Great managers won’t do this, of course, because they will be constrained by their moral code and they will understand how a great team contributes to their own success. But many other managers, especially those who aren’t confident they have the support of their boss, will stray faster than a Russian oligarch buys up Kensington real estate.

Because We Aren’t Humble

Humility usually wanes with success, unfortunately. With each promotion and the accolades that come with it, the temptation to think highly of ourselves grows.

This fading humility shows up in two important ways with managers. First, we tend to believe that our position in an organization is complete and permanent validation of our judgment. This is silly, of course, but it’s very real and it’s exacerbated by the modern mythology that holds that we live in a perfect meritocracy.

Second, we don’t understand or remember that with each promotion, our access to information about what’s really going on is reduced. The farther we get away from the coal face, the less we see and hear.

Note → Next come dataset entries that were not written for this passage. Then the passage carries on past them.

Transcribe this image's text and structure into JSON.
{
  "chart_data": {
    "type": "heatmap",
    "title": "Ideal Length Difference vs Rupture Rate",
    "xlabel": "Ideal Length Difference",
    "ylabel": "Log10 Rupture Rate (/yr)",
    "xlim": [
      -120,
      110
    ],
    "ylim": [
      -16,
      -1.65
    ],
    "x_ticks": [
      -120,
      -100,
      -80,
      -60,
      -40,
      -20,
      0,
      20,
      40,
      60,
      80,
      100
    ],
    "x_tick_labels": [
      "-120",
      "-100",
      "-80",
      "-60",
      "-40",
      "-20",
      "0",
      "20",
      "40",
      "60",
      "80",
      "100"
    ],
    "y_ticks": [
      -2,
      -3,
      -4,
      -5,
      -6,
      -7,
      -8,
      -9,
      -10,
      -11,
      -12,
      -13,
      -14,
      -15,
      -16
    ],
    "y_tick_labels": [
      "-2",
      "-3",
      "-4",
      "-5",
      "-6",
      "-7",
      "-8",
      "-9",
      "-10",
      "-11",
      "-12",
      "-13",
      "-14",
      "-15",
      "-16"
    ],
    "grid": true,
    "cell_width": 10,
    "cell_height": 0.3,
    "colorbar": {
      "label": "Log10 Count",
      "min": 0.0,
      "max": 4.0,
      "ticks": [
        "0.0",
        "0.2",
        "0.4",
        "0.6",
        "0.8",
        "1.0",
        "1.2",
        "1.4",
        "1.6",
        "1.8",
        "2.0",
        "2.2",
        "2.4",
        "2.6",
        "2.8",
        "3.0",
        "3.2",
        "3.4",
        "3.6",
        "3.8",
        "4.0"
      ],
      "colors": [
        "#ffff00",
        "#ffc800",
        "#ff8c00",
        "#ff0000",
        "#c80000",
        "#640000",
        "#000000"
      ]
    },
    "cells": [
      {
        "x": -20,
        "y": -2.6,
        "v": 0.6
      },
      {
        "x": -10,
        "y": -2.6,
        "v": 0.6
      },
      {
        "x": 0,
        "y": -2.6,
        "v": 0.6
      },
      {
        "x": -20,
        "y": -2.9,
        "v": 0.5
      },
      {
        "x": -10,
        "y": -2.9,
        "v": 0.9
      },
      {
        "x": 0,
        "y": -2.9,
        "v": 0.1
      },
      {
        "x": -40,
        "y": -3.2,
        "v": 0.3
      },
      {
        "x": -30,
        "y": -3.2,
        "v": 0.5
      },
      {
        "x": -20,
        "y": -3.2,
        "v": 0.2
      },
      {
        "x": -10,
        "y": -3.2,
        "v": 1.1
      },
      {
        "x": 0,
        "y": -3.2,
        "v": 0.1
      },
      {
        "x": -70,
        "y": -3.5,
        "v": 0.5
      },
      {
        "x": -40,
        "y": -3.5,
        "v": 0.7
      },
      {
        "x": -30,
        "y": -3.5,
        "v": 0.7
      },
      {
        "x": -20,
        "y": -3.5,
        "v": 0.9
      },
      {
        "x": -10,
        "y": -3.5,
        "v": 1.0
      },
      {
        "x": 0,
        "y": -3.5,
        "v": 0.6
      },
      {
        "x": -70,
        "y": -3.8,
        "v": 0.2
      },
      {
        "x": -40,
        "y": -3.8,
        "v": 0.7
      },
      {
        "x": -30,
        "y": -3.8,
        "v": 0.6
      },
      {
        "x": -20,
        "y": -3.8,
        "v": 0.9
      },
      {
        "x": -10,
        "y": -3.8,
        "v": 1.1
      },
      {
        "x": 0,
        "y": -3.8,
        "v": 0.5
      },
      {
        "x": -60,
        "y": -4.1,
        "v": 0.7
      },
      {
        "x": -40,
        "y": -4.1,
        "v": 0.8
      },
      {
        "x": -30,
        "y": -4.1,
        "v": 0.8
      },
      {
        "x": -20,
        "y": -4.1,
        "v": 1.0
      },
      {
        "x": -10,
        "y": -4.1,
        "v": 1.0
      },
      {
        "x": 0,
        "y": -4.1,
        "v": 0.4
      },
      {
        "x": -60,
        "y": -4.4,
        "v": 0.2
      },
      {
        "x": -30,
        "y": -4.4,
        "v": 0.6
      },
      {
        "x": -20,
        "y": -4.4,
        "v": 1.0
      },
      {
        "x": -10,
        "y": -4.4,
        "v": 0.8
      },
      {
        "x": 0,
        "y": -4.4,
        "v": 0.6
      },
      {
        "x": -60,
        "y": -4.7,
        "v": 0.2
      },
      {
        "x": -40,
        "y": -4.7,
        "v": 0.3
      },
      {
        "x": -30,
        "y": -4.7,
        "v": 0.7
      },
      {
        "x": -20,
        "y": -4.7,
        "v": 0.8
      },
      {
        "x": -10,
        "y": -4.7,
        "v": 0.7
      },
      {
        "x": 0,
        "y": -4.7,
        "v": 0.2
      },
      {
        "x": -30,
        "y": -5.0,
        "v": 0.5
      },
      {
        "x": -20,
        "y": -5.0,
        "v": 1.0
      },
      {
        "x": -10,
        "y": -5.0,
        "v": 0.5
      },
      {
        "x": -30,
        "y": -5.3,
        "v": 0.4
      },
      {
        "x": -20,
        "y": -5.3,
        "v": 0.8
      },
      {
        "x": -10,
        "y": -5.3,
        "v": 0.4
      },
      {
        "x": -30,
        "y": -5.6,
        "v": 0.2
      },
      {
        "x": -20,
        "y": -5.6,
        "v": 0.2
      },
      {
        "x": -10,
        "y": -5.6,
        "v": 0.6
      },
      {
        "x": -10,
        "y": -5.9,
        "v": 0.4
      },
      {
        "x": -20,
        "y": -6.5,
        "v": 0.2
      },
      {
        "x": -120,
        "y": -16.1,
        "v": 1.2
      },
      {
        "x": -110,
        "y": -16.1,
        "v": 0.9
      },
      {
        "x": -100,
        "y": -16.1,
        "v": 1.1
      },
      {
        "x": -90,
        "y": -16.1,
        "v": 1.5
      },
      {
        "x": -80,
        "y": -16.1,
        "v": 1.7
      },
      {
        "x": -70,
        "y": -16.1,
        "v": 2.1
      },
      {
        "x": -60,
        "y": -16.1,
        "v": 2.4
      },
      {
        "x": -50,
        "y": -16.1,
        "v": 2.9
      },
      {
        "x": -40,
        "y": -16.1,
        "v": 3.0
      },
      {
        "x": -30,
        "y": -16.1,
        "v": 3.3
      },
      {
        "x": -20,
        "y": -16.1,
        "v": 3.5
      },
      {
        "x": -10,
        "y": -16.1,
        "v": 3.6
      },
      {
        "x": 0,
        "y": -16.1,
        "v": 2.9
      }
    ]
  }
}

These two effects combine to ensure that many managers are overly confident about their judgment and mistakenly believe that they have a clear view of all the relevant information. With this skewed perspective, managers often feel compelled to overrule their teams’ decisions. To a high-performing team, this feels like gargling with a cup full of radioactive polonium.

Because We Are Rewarded For Bad Behavior

Our managers often don’t see how we lead. They usually only see the end product.

This is especially true as we get more senior. Boards often have little idea how the CEO is leading, CEOs have little understanding of how their EVPs are leading, EVPs have little . . . etc. And if we’re being really honest, even if they did know, they often wouldn’t much care. They value most the financial results that happen under a manager’s watch, regardless of how those results are achieved.

Laziness drives some of this. It’s easy to see the short-term results, especially if they can be reduced to a number on a financial statement. Understanding how well someone is leading a team, however, often requires a lot of homework.

Few things are more dispiriting to great employees than seeing a bad manager get promoted. It’s like being forced to look at a picture of a shirtless Putin with some kind of Clockwork-Orange-like-contraption holding your eyelids open.

 Because We Aren’t Self-Aware

Some managers are missing a gene or a set of developmental experiences that would allow them to accurately perceive how their behaviors are affecting others. There’s no malice or ill intent of any kind. They’re just bumbling along, thinking they’re doing a great job.

This should be uncommon, but it’s not—we’ve all seen it many times. It is a testament to how poorly organizations identify and address bad managers.

How Do We Fix This?

If I knew that, my friends, I would be a very rich man, able to buy yachts and dachas as big as any Russian bureaucrat’s. But I do have some ideas, and I have tried to keep them relatively free of platitudes.

Any senior leader who is serious about improving the quality of management throughout her organization should try to address the human failures enumerated here. She should be asking herself questions like:

How can I demonstrate that not knowing the answer is not only OK, it’s to be expected? 

How can I publicly reward managers who most effectively develop our next generation of leaders?

How can I model humility? How often can I admit that I don’t know what’s really going on in this organization, that my only chance of knowing is through my team?

How can I reduce incentives that reward bad management behavior? Should I insist on 360 degree feedback before anyone is promoted?  Should we have internal, anonymous employee ratings for senior managers (like student ratings for professors at college?)

How can I root out people who are not self-aware? Should we have psychological assessments performed on anyone who is about to be crowned a vice president? 

If someone can discover how to do these things well, that will be a secret worth keeping.